Потом все же заснул. На утро полегчало; вспомнил, но без прежней остроты.
Больше в вагонах метро не садился, а на ногах ездил, даже если далеко. Как бы из гордости.
А когда уехал в Россию, — увез с собой осадок обиды какой то.
Кажется — пустяк, вздор, а вот как мучался человек из за этого.

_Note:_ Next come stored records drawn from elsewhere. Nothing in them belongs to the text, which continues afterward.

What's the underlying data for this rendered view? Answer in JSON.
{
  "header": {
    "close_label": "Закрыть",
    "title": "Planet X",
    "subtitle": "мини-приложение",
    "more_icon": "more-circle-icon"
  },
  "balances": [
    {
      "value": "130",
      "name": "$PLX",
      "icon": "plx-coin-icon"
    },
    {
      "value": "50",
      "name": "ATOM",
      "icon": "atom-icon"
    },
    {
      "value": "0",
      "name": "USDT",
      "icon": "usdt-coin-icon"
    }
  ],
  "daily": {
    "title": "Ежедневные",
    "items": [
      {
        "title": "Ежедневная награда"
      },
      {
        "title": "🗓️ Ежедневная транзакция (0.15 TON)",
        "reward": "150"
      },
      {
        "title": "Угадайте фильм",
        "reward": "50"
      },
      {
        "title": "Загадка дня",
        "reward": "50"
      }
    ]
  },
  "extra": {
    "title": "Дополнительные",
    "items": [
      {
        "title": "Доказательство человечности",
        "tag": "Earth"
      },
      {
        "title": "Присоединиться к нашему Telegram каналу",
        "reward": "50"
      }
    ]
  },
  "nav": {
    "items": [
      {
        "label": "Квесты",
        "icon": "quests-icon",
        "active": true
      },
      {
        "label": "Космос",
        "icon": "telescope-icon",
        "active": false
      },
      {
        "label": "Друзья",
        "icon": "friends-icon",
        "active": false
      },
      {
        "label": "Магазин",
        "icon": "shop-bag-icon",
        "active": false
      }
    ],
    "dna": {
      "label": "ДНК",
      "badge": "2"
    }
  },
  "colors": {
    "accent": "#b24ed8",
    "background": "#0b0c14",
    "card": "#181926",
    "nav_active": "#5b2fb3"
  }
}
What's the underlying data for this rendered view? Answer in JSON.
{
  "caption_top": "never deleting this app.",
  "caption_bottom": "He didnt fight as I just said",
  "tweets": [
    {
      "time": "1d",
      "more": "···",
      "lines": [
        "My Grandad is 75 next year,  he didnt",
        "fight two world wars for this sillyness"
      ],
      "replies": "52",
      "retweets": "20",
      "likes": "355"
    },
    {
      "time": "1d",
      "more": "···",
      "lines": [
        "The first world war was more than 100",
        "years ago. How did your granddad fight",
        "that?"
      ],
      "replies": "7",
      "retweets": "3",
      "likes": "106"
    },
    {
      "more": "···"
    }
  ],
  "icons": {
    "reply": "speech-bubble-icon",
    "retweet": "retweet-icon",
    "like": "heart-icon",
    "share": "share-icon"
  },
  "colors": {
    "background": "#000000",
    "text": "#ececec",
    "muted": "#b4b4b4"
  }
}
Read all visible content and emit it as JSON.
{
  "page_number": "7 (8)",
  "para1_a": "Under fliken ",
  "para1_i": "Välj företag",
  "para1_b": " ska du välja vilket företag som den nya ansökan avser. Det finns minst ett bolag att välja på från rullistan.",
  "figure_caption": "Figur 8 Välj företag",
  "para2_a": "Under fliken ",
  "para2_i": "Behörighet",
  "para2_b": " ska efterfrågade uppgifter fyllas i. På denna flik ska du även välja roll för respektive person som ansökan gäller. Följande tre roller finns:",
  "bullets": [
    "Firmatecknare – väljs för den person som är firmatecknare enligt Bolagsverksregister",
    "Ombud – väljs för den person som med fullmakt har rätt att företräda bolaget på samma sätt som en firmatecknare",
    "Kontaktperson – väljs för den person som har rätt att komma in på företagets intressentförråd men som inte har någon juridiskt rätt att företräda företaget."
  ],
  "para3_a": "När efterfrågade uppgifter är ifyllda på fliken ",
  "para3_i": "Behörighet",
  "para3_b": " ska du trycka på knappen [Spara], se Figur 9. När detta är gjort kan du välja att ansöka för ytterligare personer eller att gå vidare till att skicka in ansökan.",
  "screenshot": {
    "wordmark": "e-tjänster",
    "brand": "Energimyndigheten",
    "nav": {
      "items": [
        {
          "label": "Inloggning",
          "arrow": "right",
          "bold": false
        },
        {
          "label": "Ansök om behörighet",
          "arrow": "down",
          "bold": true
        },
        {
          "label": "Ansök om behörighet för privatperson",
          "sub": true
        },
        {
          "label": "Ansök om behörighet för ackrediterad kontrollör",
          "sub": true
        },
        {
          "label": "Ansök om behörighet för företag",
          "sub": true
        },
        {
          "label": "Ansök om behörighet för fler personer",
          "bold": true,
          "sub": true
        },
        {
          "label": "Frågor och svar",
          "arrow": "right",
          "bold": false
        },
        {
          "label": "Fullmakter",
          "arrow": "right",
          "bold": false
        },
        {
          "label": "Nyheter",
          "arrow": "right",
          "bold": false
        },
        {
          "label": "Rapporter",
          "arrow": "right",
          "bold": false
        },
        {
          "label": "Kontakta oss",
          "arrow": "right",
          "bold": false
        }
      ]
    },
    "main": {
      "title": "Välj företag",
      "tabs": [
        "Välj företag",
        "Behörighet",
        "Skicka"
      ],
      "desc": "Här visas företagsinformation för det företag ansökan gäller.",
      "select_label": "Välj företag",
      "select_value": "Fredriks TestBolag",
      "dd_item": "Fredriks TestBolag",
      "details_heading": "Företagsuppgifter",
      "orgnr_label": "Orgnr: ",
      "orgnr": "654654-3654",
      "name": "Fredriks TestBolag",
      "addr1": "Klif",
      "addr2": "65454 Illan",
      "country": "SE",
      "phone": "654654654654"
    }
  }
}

Что вещи живут своей особой жизнью — кто же сомневается? Часы шагают, хворают, кашляют, печка мыслит, запечатанное письмо подмигивает и рисуется, раздвинутые ножницы кричат, кресло сидит, с точностью копируя старого толстого дядю, книги дышат, ораторствуют, перекликаются на полках. Шляпа, висящая на гвозде, непременно передразнивает своего владельца, — но лицо у нее свое, забулдыжно-актерское. У висящего пальто всегда жалкая душонка и легкая нетрезвость. Что-то паразитическое чувствуется в кольце, и особенно в серьгах, — и к ним с заметным презрением относятся вещи — труженики: демократический стакан, реакционная стеариновая свечка, интеллигент-термометр, неудачник из мещан — носовой платок, вечно юная и суетливая сплетница — почтовая марка.